Director of the An Thinh Footwear Co., Ltd. Tran Ngoc Anh is also optimistic about market growth. The company currently has orders until February 2021 and also has enough raw and auxiliary materials for production, ensuring timely delivery of the orders.
Ngoc Anh noted apart from the positive export outlook, Vietnamese SMEs will face many challenges as they have to compete fiercely in the Chinese market from where most raw and auxiliary materials for production are imported.

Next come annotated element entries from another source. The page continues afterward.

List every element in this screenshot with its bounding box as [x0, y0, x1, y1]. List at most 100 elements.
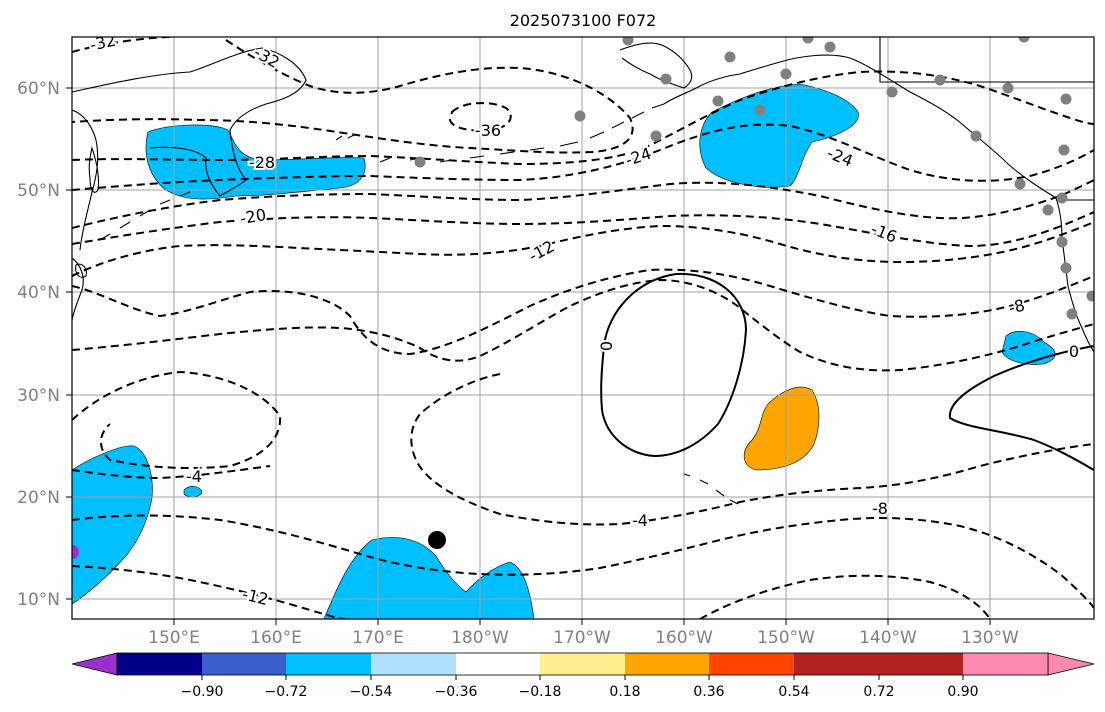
colorbar-tick-label: 0.18 — [609, 684, 640, 700]
colorbar-segment — [456, 653, 540, 675]
blue-region-west-pacific — [72, 445, 153, 605]
coastline-hawaii — [683, 473, 739, 505]
lon-label: 160°E — [250, 628, 302, 648]
colorbar-segment — [625, 653, 709, 675]
station-marker — [1056, 236, 1068, 248]
contour-line--8c — [72, 514, 1094, 609]
lat-label: 20°N — [17, 488, 60, 508]
station-marker — [934, 74, 946, 86]
station-marker — [1002, 82, 1014, 94]
blue-region-kamchatka — [145, 124, 366, 200]
colorbar-segment — [286, 653, 371, 675]
colorbar-segment — [879, 653, 963, 675]
axis-ticks — [66, 87, 991, 625]
colorbar-extend-low — [71, 652, 118, 676]
station-marker — [754, 104, 766, 116]
station-marker — [1060, 262, 1072, 274]
map-title: 2025073100 F072 — [510, 11, 657, 30]
station-marker — [1014, 178, 1026, 190]
coastline-sakhalin — [88, 146, 100, 193]
station-markers — [414, 37, 1094, 320]
station-marker — [1066, 308, 1078, 320]
contour-line--24 — [72, 123, 1094, 191]
lon-label: 140°W — [859, 628, 917, 648]
contour-line--16 — [72, 211, 1094, 248]
lon-label: 170°E — [352, 628, 404, 648]
contour-line--12 — [72, 221, 1094, 277]
station-marker — [574, 110, 586, 122]
lon-label: 150°W — [757, 628, 815, 648]
station-marker — [414, 156, 426, 168]
contour-line--20 — [72, 179, 1094, 229]
station-marker — [1042, 204, 1054, 216]
station-marker — [1058, 144, 1070, 156]
colorbar-segment — [202, 653, 286, 675]
station-marker — [650, 130, 662, 142]
colorbar-tick-label: 0.90 — [947, 684, 978, 700]
colorbar: −0.90 −0.72 −0.54 −0.36 −0.18 0.18 0.36 … — [71, 652, 1095, 700]
coastline-pacific-northwest — [1055, 197, 1094, 353]
map-gridlines — [72, 37, 1094, 619]
longitude-labels: 150°E 160°E 170°E 180°W 170°W 160°W 150°… — [148, 628, 1019, 648]
orange-anomaly-region — [743, 386, 820, 471]
lon-label: 170°W — [553, 628, 611, 648]
contour-line--4b — [72, 465, 271, 480]
contour-label: -36 — [475, 121, 501, 140]
contour-label: -4 — [186, 467, 202, 486]
station-marker — [724, 51, 736, 63]
contour-label: -4 — [632, 511, 648, 530]
map-frame — [71, 36, 1095, 620]
contour-line--12c — [699, 574, 991, 619]
contour-line--4 — [72, 370, 282, 469]
contour-line--36 — [448, 102, 512, 132]
blue-region-gulf-alaska — [699, 83, 859, 188]
lon-label: 150°E — [148, 628, 200, 648]
colorbar-extend-high — [1047, 652, 1095, 676]
station-marker — [1018, 37, 1030, 43]
contour-line--8 — [72, 268, 1094, 356]
station-marker — [660, 73, 672, 85]
lat-label: 60°N — [17, 79, 60, 99]
station-marker — [712, 95, 724, 107]
latitude-labels: 60°N 50°N 40°N 30°N 20°N 10°N — [17, 79, 60, 610]
contour-line--28 — [72, 70, 1094, 166]
contour-label: -8 — [872, 499, 888, 518]
station-marker — [970, 130, 982, 142]
coastlines — [72, 37, 1094, 505]
station-marker — [802, 37, 814, 44]
contour-line--8b — [72, 278, 1094, 372]
contour-line-0 — [600, 272, 748, 458]
contour-line--32b — [72, 39, 634, 154]
lat-label: 10°N — [17, 590, 60, 610]
lat-label: 40°N — [17, 283, 60, 303]
colorbar-segment — [709, 653, 794, 675]
lon-label: 180°W — [451, 628, 509, 648]
colorbar-segment — [540, 653, 625, 675]
station-marker — [886, 86, 898, 98]
map-area: -32 -32 -36 -28 -24 -24 -20 -16 -12 -8 0… — [72, 37, 1094, 619]
coastline-alaska-west — [619, 42, 693, 89]
contour-label: 0 — [597, 341, 616, 351]
coastline-kuril-islands — [99, 191, 191, 241]
colorbar-tick-label: −0.18 — [519, 684, 562, 700]
storm-center-marker — [428, 531, 446, 549]
station-marker — [1060, 93, 1072, 105]
contour-label: 0 — [1069, 342, 1079, 361]
contour-line--12b — [72, 565, 346, 619]
colorbar-ticks — [201, 675, 964, 680]
colorbar-tick-label: −0.90 — [181, 684, 224, 700]
colorbar-segment — [117, 653, 202, 675]
colorbar-segment — [794, 653, 879, 675]
coastline-aleutian-islands — [335, 103, 665, 163]
colorbar-tick-label: −0.54 — [350, 684, 393, 700]
colorbar-tick-label: 0.54 — [778, 684, 809, 700]
station-marker — [1086, 290, 1094, 302]
contour-line--4c — [410, 373, 1094, 526]
colorbar-tick-label: 0.72 — [863, 684, 894, 700]
colorbar-segment — [963, 653, 1048, 675]
purple-anomaly-dot — [72, 545, 79, 559]
colorbar-frame — [116, 652, 1049, 676]
station-marker — [622, 37, 634, 46]
lon-label: 160°W — [655, 628, 713, 648]
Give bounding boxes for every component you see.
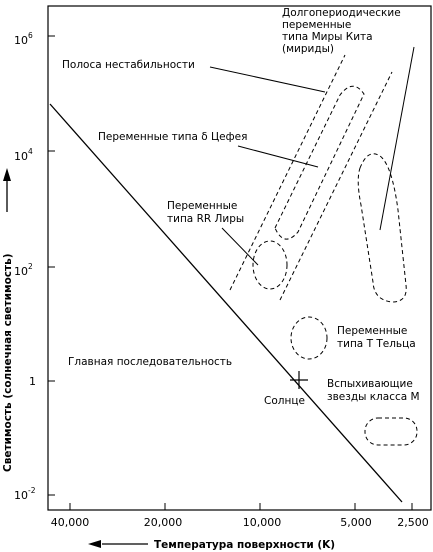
y-ticks xyxy=(48,35,55,496)
y-tick-label: 10-2 xyxy=(14,486,36,502)
leader-lines xyxy=(209,46,415,266)
x-tick-label: 20,000 xyxy=(144,516,183,529)
y-tick-label: 106 xyxy=(14,31,33,47)
t-tauri-label: Переменные типа T Тельца xyxy=(337,325,416,350)
rr-lyrae-label: Переменные типа RR Лиры xyxy=(167,200,244,225)
x-tick-label: 5,000 xyxy=(340,516,372,529)
mira-label: Долгопериодические переменные типа Миры … xyxy=(282,7,404,55)
y-tick-label: 1 xyxy=(29,375,36,388)
sun-marker xyxy=(290,371,308,389)
main-sequence-line xyxy=(49,103,403,503)
cepheid-region xyxy=(274,85,365,240)
y-axis-arrow xyxy=(3,168,11,212)
main-sequence-label: Главная последовательность xyxy=(68,356,232,368)
flare-stars-region xyxy=(364,417,418,446)
x-ticks xyxy=(69,503,413,510)
x-axis-title: Температура поверхности (K) xyxy=(154,539,335,551)
rr-lyrae-region xyxy=(252,240,288,290)
instability-strip-label: Полоса нестабильности xyxy=(62,59,195,71)
flare-stars-label: Вспыхивающие звезды класса M xyxy=(327,378,420,403)
instability-strip xyxy=(229,54,393,301)
y-tick-label: 102 xyxy=(14,262,33,278)
y-tick-label: 104 xyxy=(14,147,33,163)
cepheid-label: Переменные типа δ Цефея xyxy=(98,131,247,143)
t-tauri-region xyxy=(290,316,328,360)
sun-label: Солнце xyxy=(264,395,305,407)
mira-region xyxy=(357,153,407,303)
y-axis-title: Светимость (солнечная светимость) xyxy=(2,253,14,472)
x-axis-arrow xyxy=(88,540,148,548)
x-tick-label: 40,000 xyxy=(51,516,90,529)
x-tick-label: 10,000 xyxy=(243,516,282,529)
x-tick-label: 2,500 xyxy=(397,516,429,529)
plot-frame xyxy=(47,5,432,511)
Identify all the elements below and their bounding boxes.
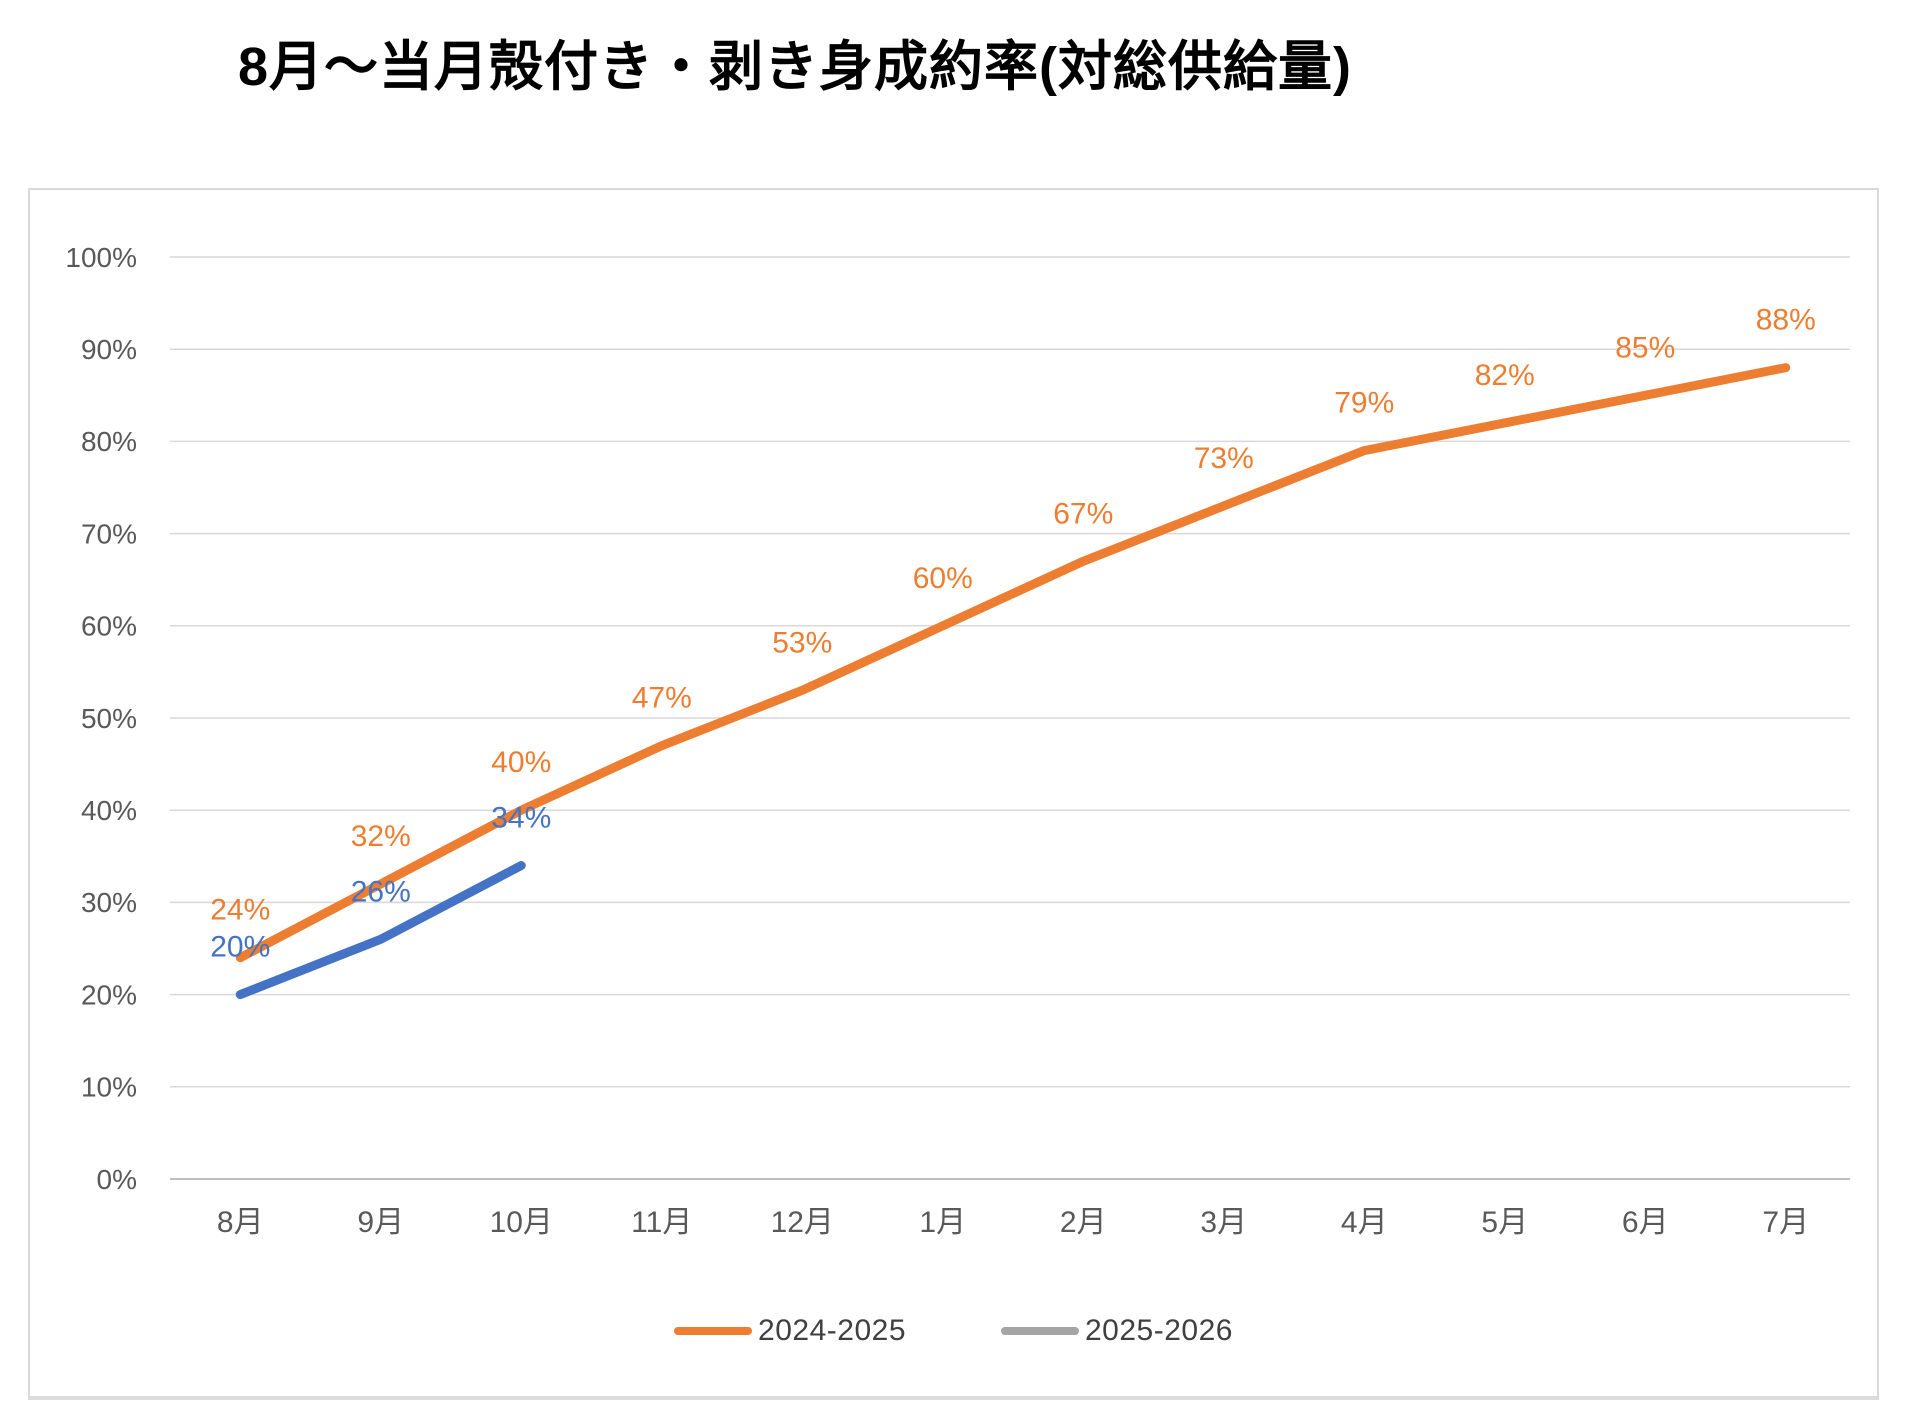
y-tick-label: 0% (97, 1164, 137, 1195)
data-label-2024-2025: 88% (1756, 304, 1816, 337)
data-label-2025-2026: 20% (210, 931, 270, 964)
legend-item-2024-2025: 2024-2025 (674, 1314, 906, 1348)
x-tick-label: 5月 (1481, 1206, 1528, 1239)
data-label-2024-2025: 32% (351, 820, 411, 853)
y-tick-label: 20% (81, 979, 137, 1010)
y-tick-label: 40% (81, 795, 137, 826)
y-tick-label: 90% (81, 334, 137, 365)
x-tick-label: 2月 (1060, 1206, 1107, 1239)
y-tick-label: 80% (81, 426, 137, 457)
legend-label: 2024-2025 (758, 1314, 906, 1347)
x-tick-label: 7月 (1762, 1206, 1809, 1239)
x-tick-label: 11月 (631, 1206, 692, 1239)
x-tick-label: 12月 (771, 1206, 834, 1239)
data-label-2025-2026: 34% (491, 802, 551, 835)
plot-svg: 0% 10% 20% 30% 40% 50% 60% 70% 80% 90% 100% 8月 9月 10月… (65, 242, 1850, 1239)
data-label-2024-2025: 47% (632, 682, 692, 715)
x-tick-label: 9月 (357, 1206, 404, 1239)
data-label-2024-2025: 82% (1475, 359, 1535, 392)
y-tick-label: 30% (81, 887, 137, 918)
legend-swatch-orange-icon (674, 1327, 753, 1335)
series-line-2025-2026 (235, 861, 526, 1000)
x-tick-label: 3月 (1200, 1206, 1247, 1239)
x-tick-label: 4月 (1341, 1206, 1388, 1239)
data-label-2024-2025: 60% (913, 562, 973, 595)
y-tick-label: 10% (81, 1072, 137, 1103)
y-tick-label: 100% (65, 242, 137, 273)
series-line-2024-2025 (235, 363, 1791, 963)
y-tick-label: 70% (81, 518, 137, 549)
data-label-2024-2025: 53% (772, 626, 832, 659)
chart-area: 0% 10% 20% 30% 40% 50% 60% 70% 80% 90% 100% 8月 9月 10月… (28, 188, 1879, 1400)
legend-label: 2025-2026 (1085, 1314, 1233, 1347)
legend: 2024-2025 2025-2026 (30, 1314, 1877, 1348)
x-tick-label: 10月 (490, 1206, 553, 1239)
y-tick-label: 50% (81, 703, 137, 734)
data-label-2024-2025: 73% (1194, 442, 1254, 475)
data-label-2024-2025: 79% (1334, 387, 1394, 420)
y-tick-label: 60% (81, 611, 137, 642)
data-label-2025-2026: 26% (351, 875, 411, 908)
legend-item-2025-2026: 2025-2026 (1001, 1314, 1233, 1348)
x-tick-label: 6月 (1622, 1206, 1669, 1239)
chart-title: 8月〜当月殻付き・剥き身成約率(対総供給量) (238, 37, 1352, 97)
x-tick-label: 1月 (919, 1206, 966, 1239)
legend-swatch-gray-icon (1001, 1327, 1079, 1335)
x-tick-label: 8月 (217, 1206, 264, 1239)
data-label-2024-2025: 24% (210, 894, 270, 927)
data-label-2024-2025: 40% (491, 746, 551, 779)
data-label-2024-2025: 67% (1053, 497, 1113, 530)
data-label-2024-2025: 85% (1615, 331, 1675, 364)
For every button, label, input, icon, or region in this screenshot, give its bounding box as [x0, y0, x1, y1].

Fear of prolonged labor shortage
Despite the positive signals, leather and footwear enterprises are short of workers, having had to dismiss 30-70 percent of their labor force when Covid-19 resulted in suspension or cancellation of orders.
Nguyen Le Hung of the Gia Dinh Group Joint Stock Company says that following the delayed production and business period due to Covid-19, its member companies now have new orders for 2021. However, their existing labor force is only about 70 percent of what they require, meaning the factory can only operate at 50-60 percent of its capacity.
ChangShin Vietnam Company Limited faces the same problem. Doan Thi Kim Loan, vice chair of the company’s trade union, said orders for 2021 are almost double its current capacity and it is building more workshops to meet the orders. However, the company needs to recruit about 5,000 workers.
According to Nguyen Van Khanh, during the epidemic outbreak, many orders were suspended or cancelled, forcing enterprises to dismiss 30-70 percent of their employees.
Attempts to recruit labor are encountering difficulties since former workers have moved to other work or returned home to the countryside. Some enterprises have had to temporarily extend work shifts in order to make up the shortfall. In the long run, some businesses may move out of the cities to take advantage of available local labor resources.